RawECGNet: Deep Learning Generalization for Atrial Fibrillation Detection from the Raw ECG
Noam Ben-Moshe, Kenta Tsutsui, Shany Biton, Leif Sörnmo, Joachim A. Behar
TL;DR
RawECGNet introduces a two-stage, morphology-aware deep learning architecture to detect AF and AFl from raw single-lead ECG, achieving superior generalization across leads and external cohorts compared with a rhythm-based RR-interval model. By integrating a ResNet-based encoder with domain-shift uncertainty and a BiGRU for temporal context, trained on multiple leads, the model robustly handles distribution shifts due to geography, lead position, and demographics. Extensive evaluation on UVAF, RBDB, and SHDB demonstrates improved per-window F1 scores and substantially lower AF burden estimation error, with detailed ablation and error analyses identifying key drivers of performance and residual challenges. The work underscores the value of morphology information and cross-lead training for robust AF/AFl detection, and points to future directions including 12-lead data and ECG foundation models to further enhance generalization in diverse real-world settings.
Abstract
Introduction: Deep learning models for detecting episodes of atrial fibrillation (AF) using rhythm information in long-term, ambulatory ECG recordings have shown high performance.
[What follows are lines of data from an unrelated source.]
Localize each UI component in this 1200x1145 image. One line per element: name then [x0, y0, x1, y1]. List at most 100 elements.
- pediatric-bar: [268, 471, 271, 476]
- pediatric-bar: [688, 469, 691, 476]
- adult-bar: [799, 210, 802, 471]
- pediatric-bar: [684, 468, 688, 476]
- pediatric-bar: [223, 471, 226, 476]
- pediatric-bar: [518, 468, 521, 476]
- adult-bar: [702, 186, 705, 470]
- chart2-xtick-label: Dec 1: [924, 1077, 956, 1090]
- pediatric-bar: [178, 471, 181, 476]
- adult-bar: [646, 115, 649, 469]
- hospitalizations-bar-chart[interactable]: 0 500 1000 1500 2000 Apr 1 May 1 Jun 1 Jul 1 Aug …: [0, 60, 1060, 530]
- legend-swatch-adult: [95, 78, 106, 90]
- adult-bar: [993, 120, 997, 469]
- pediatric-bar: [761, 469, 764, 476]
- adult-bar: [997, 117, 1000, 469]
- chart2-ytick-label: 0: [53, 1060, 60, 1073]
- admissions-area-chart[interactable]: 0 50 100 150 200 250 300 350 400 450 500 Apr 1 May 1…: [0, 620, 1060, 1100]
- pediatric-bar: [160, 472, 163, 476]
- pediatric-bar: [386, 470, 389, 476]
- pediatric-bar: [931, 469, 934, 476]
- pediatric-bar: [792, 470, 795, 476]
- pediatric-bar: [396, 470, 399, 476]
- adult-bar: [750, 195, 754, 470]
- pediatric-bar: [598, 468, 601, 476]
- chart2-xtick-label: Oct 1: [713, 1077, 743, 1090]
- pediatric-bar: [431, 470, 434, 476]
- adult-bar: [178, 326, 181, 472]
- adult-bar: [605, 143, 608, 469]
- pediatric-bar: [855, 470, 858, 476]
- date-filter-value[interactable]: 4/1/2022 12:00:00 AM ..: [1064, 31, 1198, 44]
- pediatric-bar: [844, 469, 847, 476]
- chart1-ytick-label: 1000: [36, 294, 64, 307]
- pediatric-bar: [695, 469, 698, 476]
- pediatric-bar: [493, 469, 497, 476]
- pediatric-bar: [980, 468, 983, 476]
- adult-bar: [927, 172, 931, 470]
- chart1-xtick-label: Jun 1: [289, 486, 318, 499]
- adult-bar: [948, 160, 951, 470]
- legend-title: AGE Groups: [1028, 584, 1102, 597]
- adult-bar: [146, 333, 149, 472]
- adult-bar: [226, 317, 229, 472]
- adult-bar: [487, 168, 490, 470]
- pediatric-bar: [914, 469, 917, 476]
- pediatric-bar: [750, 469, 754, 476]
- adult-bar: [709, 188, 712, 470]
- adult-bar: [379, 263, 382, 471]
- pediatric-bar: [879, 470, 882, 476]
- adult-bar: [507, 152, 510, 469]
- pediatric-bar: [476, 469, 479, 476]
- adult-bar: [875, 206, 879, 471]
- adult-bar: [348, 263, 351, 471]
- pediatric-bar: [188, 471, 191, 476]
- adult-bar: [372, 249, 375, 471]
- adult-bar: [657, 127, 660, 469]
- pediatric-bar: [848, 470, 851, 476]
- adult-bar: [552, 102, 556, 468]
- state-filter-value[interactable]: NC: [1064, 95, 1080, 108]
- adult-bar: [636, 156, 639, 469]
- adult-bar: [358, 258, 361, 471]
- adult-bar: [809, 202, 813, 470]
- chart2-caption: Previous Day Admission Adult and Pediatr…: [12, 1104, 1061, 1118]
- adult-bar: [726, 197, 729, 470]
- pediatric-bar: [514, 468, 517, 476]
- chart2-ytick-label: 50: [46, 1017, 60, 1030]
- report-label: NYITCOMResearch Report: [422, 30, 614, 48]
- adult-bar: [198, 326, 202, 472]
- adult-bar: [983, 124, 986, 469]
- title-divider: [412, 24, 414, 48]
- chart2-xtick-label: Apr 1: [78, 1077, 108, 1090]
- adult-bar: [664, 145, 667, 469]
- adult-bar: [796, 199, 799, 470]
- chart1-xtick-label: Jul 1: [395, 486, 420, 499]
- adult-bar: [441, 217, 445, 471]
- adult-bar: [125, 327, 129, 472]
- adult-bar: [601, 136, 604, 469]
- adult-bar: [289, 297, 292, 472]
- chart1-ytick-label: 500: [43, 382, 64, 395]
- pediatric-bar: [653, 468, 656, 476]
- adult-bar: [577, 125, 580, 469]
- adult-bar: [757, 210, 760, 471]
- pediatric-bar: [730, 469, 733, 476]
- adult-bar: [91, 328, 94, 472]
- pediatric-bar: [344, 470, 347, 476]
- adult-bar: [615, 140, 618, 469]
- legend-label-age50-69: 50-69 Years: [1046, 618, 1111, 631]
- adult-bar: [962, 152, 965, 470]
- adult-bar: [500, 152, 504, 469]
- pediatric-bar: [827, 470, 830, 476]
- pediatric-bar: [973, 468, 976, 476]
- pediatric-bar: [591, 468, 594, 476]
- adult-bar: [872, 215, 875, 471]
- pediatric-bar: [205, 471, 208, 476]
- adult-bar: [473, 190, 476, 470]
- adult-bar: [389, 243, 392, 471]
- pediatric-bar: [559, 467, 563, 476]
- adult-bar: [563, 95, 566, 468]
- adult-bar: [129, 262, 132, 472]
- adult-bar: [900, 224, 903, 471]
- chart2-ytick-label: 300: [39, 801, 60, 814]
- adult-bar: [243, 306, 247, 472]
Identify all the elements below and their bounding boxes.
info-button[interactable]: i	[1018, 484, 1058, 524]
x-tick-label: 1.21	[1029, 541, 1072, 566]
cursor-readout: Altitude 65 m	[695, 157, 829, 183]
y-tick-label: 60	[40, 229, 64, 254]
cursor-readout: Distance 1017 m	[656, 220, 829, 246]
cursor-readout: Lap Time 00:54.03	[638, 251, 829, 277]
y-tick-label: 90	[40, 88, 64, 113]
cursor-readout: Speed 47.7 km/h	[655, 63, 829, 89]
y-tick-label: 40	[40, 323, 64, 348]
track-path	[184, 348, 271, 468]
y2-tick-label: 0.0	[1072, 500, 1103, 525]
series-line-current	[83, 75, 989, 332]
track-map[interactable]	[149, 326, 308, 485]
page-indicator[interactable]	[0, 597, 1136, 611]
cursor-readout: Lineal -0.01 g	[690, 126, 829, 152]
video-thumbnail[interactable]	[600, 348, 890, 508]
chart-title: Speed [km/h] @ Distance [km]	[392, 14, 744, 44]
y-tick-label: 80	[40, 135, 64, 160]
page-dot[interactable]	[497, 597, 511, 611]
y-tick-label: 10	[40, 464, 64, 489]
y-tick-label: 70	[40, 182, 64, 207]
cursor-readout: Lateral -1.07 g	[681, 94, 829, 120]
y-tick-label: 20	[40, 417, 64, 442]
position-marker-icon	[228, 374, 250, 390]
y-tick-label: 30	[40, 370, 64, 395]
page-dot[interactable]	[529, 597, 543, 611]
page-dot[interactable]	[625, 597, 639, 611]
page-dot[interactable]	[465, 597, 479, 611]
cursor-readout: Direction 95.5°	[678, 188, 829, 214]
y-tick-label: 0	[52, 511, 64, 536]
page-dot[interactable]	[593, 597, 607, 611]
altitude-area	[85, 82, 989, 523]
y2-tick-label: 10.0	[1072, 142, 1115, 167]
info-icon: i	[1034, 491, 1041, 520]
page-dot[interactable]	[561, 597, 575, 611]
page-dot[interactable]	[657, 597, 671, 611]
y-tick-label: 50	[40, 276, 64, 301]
However, the rhythm-based approach does not take advantage of the morphological information conveyed by the different ECG waveforms, particularly the f-waves. As a result, the performance of such models may be inherently limited. Methods: To address this limitation, we have developed a deep learning model, named RawECGNet, to detect episodes of AF and atrial flutter (AFl) using the raw, single-lead ECG. We compare the generalization performance of RawECGNet on two external data sets that account for distribution shifts in geography, ethnicity, and lead position. RawECGNet is further benchmarked against a state-of-the-art deep learning model, named ArNet2, which utilizes rhythm information as input. Results: Using RawECGNet, the results for the different leads in the external test sets in terms of the F1 score were 0.91--0.94 in RBDB and 0.93 in SHDB, compared to 0.89--0.91 in RBDB and 0.91 in SHDB for ArNet2. The results highlight RawECGNet as a high-performance, generalizable algorithm for detection of AF and AFl episodes, exploiting information on both rhythm and morphology.